Сидевший во втором ряду Львовский незаметно достал из кармана письмо и вновь повернул его к свету…

«…Да, я до сих пор тебя безумно люблю и вспоминаю каждую нашу встречу, каждую минуту, проведенную с тобой. Ты самый лучший, самый замечательный мужчина на свете! Не ошибусь, если скажу: никогда не была так счастлива!..

Не стану спорить, не стану опровергать твоих строк, написанных в последнем письме. За счастье действительно следует бороться; необходимо решаться, отваживаться на какие-то дерзкие ПОСТУПКИ. Ломать старую не совсем удавшуюся жизнь; пытаться строить новую…

Наверное, ты в чем-то прав.

Но прошу: пойми и меня…»

Офицеры дружно встали – в проеме появился генерал.

– Товарищи офицеры. Он предлагает обменять пленных солдат на одного из нас, – сразу огорошил генерал-майор, снимая форменную кепку с вышитым крабом над длинным козырьком и вытирая платком выступившую на лбу испарину. Поморщившись от густого дыма, хотел было что-то отпустить в адрес заядлых курильщиков, да махнув рукой, сам достал сигарету.

Присутствующих заявление обескуражило. Если командование примет условие – любой из них получит реальный шанс угодить в лапы Шахабова. С пленными же тот никогда не церемонился.

– А что последует в противном случае?.. – полюбопытствовал майор ФСБ.

– А то не знаешь?! Каждые тридцать минут расстрел двух человек. Кстати, пятеро из тринадцати солдат по его словам ранены. Двое – тяжело. Вот с них и пообещал начать. Итак, жду ваших предложений…

В течение четверти часа прозвучало несколько мнений, но все они сводились к одному – к молниеносной атаке и полному уничтожению отпетого негодяя.

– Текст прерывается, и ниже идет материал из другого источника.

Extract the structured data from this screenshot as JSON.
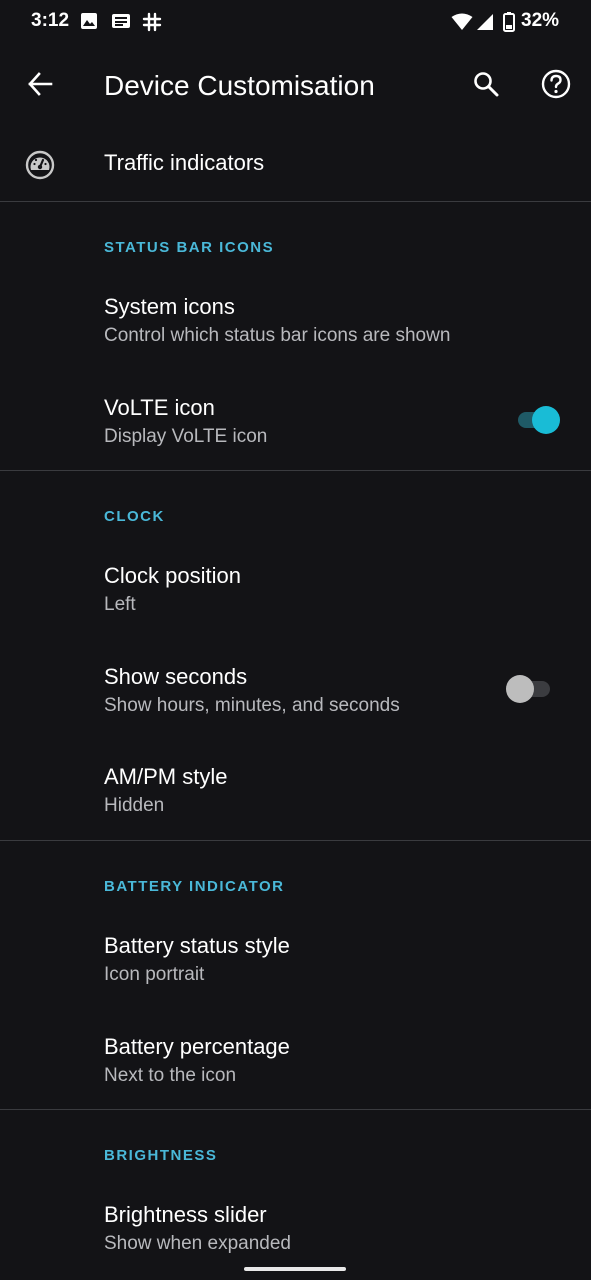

Кто-то настаивал на проведении точечной операции спецназовцами Львовского, кто-то ратовал за широкомасштабную акцию с бомбовыми ударами с воздуха, с применением артиллерии и даже тактических ракет.

– Товарищи офицеры, – устав от бесполезного сотрясания воздуха, подал голос, угрюмо молчавший Бондарь. – Какие, вашу мать, бомбовые налеты!? Какие армейские операции!? С минуты на минуту состоится повторная связь с эмиром, и если с нашей стороны не прозвучат конкретные предложения, считайте, что первых двух пленников уже нет в живых. Можно протянуть время, давая пустые обещания. Но если Шахабов догадается о подвохе – моментально расстреляет всех.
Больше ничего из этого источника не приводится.